Anyway, when I finally fell sleep tonight, I had a very uncomfortable dream that had nothing to do with Ferguson or anything else in the news.  I had the old panicky back-in-school dream, but with a twist.  Instead of forgetting to study for a test or walking the halls in my underwear, the source of my consternation is that I am back living in shithole house.  In the dream, I come home and my roommates (who in real life are two of my roommates from undergrad) are sitting down in a pile of trash watching TV.  I sit down next to them in a tattered chair and pick up nachos off the ground and start eating them.  I look in my bedroom and see a pile of soiled clothes covering the bed.  I'm disgusted and depressed, and I wonder why I went back to get another master's degree when I already have a Ph.D. (apparently that's the pretext for me being back in school).  Why don't I just get a real job?  I take a hit off a warm beer that was sitting in an empty plant pot.
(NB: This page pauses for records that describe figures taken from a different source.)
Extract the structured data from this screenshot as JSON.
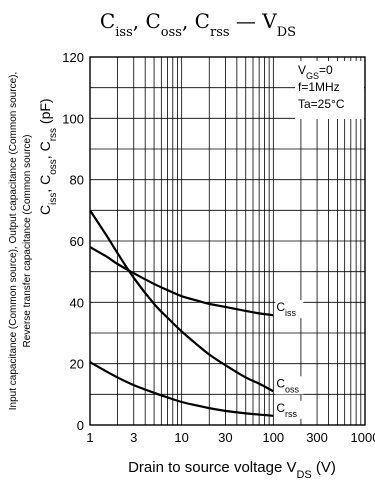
{
  "chart_data": {
    "type": "line",
    "title": {
      "parts": [
        {
          "text": "C",
          "sub": "iss"
        },
        {
          "text": ", C",
          "sub": "oss"
        },
        {
          "text": ", C",
          "sub": "rss"
        },
        {
          "text": " — V",
          "sub": "DS"
        }
      ]
    },
    "x_scale": "log",
    "xlim": [
      1,
      1000
    ],
    "ylim": [
      0,
      120
    ],
    "x_ticks": [
      1,
      3,
      10,
      30,
      100,
      300,
      1000
    ],
    "x_tick_labels": [
      "1",
      "3",
      "10",
      "30",
      "100",
      "300",
      "1000"
    ],
    "y_ticks": [
      0,
      20,
      40,
      60,
      80,
      100,
      120
    ],
    "y_tick_labels": [
      "0",
      "20",
      "40",
      "60",
      "80",
      "100",
      "120"
    ],
    "grid": true,
    "xlabel": {
      "text": "Drain to source voltage  V",
      "sub": "DS",
      "unit": "(V)"
    },
    "ylabel_lines": [
      "Input capacitance (Common source), Output capacitance (Common source),",
      "Reverse transfer capacitance (Common source)"
    ],
    "ylabel_symbol": {
      "parts": [
        {
          "text": "C",
          "sub": "iss"
        },
        {
          "text": ", C",
          "sub": "oss"
        },
        {
          "text": ", C",
          "sub": "rss"
        }
      ],
      "unit": "(pF)"
    },
    "conditions": [
      {
        "text": "V",
        "sub": "GS",
        "after": "=0"
      },
      {
        "text": "f=1MHz",
        "sub": "",
        "after": ""
      },
      {
        "text": "Ta=25°C",
        "sub": "",
        "after": ""
      }
    ],
    "series": [
      {
        "name": "Ciss",
        "label": {
          "text": "C",
          "sub": "iss"
        },
        "x": [
          1,
          1.5,
          2,
          3,
          5,
          7,
          10,
          15,
          20,
          30,
          50,
          70,
          100
        ],
        "y": [
          58,
          55,
          52.5,
          49.5,
          46,
          44,
          42,
          40.5,
          39.5,
          38.5,
          37.2,
          36.4,
          35.8
        ]
      },
      {
        "name": "Coss",
        "label": {
          "text": "C",
          "sub": "oss"
        },
        "x": [
          1,
          1.5,
          2,
          3,
          5,
          7,
          10,
          15,
          20,
          30,
          50,
          70,
          100
        ],
        "y": [
          70,
          62,
          56,
          48,
          39.5,
          35,
          30.5,
          26,
          23,
          19.5,
          15.5,
          13.5,
          11
        ]
      },
      {
        "name": "Crss",
        "label": {
          "text": "C",
          "sub": "rss"
        },
        "x": [
          1,
          1.5,
          2,
          3,
          5,
          7,
          10,
          15,
          20,
          30,
          50,
          70,
          100
        ],
        "y": [
          20.5,
          17.5,
          15.5,
          13,
          10.5,
          9,
          7.5,
          6.3,
          5.5,
          4.6,
          3.8,
          3.4,
          3
        ]
      }
    ]
  }
}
Then I wake up and have the glorious realization that it was all just a dream.  I don't live like a slob in a shitty college house anymore.  I live in a nice house with my wife and son.  My bed isn't a hand-me-down twin mattress on the floor.  I can turn on the heat, if I get cold.  The dishes aren't growing mold in the sink.  I did get a job after I got my degree.  Real life is pretty good after all.  It's a very fitting dream for Thanksgiving.



OK, that's all for tonight.  I have a rule here at Crocodile DG: as soon as I start writing about my dreams, it's time to go.  So go I shall.  I'll put out Part II later this week.